Als in Saal eins die Lichter wieder angehen, fallen sich die Delegierten zum Abschied in die Arme. Man wolle sich aber schon bald wiedersehen: 2012 in Washington, bei der nächsten internationalen Aids-Konferenz.
Die wichtigsten Errungenschaften der Konferenz:
- Die "Wiener Deklaration", die endlich eine wissenschaftsbasierte Drogenpolitik durch Medizin und soziale Dienste statt Kriminalisierung und Inhaftierung von Drogenkonsumenten und Abhängigen fordert.
- Der Nachweis, dass eine gute Behandlung einer HIV-Infektion nicht nur einen positiven Effekt auf die Gesundheit des Patienten hat, sondern ein Mittel zur Prävention von weiteren Ansteckungen darstellt.
- Der Beweis, dass durch Prävention (Safer Sex etc.) in 15 Staaten südlich der Sahara binnen fünf Jahren die Rate der Aids-Neuinfektionen bei jungen Erwachsenen um 25 Prozent verringert werden konnte.
- Ferne Aussichten auf eine mögliche Heilung - oder zumindest Kontrolle einer HIV-Infektion ohne die ständige Einnahme von Medikamenten.
- Die Nachricht, dass nunmehr bereits 5,2 Mio.
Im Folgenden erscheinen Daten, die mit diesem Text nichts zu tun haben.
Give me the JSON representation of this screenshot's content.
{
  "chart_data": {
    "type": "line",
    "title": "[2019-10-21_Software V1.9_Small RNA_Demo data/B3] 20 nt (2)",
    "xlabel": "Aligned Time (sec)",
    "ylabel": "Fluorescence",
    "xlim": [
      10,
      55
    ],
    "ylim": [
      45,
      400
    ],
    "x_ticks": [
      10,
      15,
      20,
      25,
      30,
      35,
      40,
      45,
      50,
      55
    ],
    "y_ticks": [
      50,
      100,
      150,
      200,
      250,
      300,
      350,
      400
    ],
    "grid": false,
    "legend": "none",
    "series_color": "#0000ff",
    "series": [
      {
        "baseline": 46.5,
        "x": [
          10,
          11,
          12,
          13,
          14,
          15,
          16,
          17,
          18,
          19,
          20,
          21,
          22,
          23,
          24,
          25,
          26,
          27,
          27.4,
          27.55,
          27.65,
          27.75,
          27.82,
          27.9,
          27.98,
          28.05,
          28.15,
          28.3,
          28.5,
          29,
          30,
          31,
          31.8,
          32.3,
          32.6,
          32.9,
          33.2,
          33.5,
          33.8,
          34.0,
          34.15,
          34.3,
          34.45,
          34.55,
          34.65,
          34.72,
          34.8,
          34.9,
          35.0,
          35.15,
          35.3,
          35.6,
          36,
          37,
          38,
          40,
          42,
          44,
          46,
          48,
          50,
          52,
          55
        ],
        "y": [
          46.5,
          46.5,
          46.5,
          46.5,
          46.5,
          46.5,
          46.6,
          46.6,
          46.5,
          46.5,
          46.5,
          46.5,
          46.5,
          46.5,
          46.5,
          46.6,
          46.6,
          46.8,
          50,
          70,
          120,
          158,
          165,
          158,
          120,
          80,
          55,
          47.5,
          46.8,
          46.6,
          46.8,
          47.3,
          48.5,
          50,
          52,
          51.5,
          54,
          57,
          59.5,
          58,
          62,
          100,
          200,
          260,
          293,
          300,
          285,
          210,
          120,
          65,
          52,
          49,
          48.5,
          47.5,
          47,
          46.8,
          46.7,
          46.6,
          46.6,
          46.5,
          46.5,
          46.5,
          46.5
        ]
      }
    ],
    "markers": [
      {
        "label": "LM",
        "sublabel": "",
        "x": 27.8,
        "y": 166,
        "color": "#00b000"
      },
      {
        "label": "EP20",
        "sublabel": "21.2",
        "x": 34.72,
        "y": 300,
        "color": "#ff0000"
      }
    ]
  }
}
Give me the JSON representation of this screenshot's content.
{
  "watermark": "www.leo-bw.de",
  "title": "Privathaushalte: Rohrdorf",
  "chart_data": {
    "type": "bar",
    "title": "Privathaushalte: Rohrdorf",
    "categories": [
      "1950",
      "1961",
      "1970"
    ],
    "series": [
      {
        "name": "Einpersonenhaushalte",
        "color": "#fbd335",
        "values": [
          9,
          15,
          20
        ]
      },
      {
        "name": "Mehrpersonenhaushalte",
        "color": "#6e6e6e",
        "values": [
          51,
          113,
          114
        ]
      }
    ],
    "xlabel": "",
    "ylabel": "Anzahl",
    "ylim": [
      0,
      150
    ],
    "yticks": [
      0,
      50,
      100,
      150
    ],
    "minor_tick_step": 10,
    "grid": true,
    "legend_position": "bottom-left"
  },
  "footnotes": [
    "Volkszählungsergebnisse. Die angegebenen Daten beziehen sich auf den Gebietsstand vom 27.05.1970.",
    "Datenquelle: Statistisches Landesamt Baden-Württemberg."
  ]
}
Menschen mit HIV/Aids in Behandlung sind (zwölfmal mehr als 2003) und neue, bessere Behandlungsrichtlinien der WHO, welche die Betroffenen bereits früher in Therapie bringen sollen.
- Die weltweit verbreitete Forderung von Aktivisten, Geldgebern und politisch Tätigen wie Bill Clinton oder Bill Gates, dass die Regierungen gerade jetzt nicht mit der Finanzierung des Kampfes gegen HIV/Aids aufhören sollen, weil dann gewonnenes Terrain verloren geht und die Welt erst recht auf eine Aids-Katastrophe (bei extrem hohen Kosten) zusteuern würde.
- Erste Hinweise darauf, dass mit einem neuen Vaginal-Gel in Zukunft auch Frauen ein Präventionsmittel in Hand bekommen könnten, bei dem sie nicht auf die Kooperation der Männer angewiesen sind.
Zu den 248 Sitzungen und 19 Plenarreden wurden 10.831 Entwürfe eingereicht und 6238 gebilligt.
Im "Global Village" präsentierten Vertreter von 185 NGOs ihre Bemühungen.